Swedish nobleman, civil servant and military officer (1739–1824)

Tage Ottosen Thott (spelled Tott before 1778; 20 October 1739 – 7 March 1824) was a Swedish nobleman, civil servant and military officer.

== Biography ==

He was the son of Otto Tott and his wife Christina Kaas. In 1756, he graduated from Lund University with a candidate of law degree. A year later, he joined the Crown Prince's Regiment and fought in the Pomeranian War. He quickly rose the ranks; being promoted in 1772 to lieutenant-colonel.

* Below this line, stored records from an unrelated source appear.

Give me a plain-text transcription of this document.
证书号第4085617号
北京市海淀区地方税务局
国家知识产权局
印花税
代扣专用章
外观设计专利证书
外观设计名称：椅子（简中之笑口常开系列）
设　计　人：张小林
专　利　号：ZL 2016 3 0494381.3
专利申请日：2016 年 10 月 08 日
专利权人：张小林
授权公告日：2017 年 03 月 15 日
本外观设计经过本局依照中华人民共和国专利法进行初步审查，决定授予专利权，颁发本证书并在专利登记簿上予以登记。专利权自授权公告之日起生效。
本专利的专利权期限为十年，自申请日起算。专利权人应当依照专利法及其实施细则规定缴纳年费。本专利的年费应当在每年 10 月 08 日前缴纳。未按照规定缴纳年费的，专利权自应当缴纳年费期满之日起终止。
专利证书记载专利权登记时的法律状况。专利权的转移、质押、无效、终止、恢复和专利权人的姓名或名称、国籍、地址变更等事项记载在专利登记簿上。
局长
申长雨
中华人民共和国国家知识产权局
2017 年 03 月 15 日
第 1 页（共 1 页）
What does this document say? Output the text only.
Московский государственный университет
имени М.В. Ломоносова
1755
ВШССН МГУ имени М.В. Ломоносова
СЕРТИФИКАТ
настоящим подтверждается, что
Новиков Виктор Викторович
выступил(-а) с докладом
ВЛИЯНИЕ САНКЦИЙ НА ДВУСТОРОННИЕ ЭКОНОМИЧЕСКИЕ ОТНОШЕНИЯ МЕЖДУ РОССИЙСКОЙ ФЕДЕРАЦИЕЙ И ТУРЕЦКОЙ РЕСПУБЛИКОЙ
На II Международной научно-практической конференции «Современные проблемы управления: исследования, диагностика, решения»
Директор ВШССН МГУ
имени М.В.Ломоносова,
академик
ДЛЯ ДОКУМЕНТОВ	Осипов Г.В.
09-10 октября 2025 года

Between 1774–1775 and 1776–1794, he held office as Vice-Governor and Governor of Malmöhus County respectively. He lived at Skabersjö Castle following his retirement.

During his time, he was one of the largest landowners in Scania. He supposedly lived a debauched life in his youth, which made any parliamentary offices or duties impossible. However, he tried to redeem himself later in life. By proving his loyalty to the King during the Coup of 1772 and having influential associates, he became a favourite of Gustavus III, King of Sweden.

In 1778 and 1807, he was raised to baronial and comital peerages respectively, and adopted Thott as the new family name. In 1776, he became member of the Royal Physiographic Society of Lund, and was elected its president three years later. On 25 January 1763 in Widtsköfle, he married Ulrika Christina Barnekow. They had seven children, including Christian and Otto.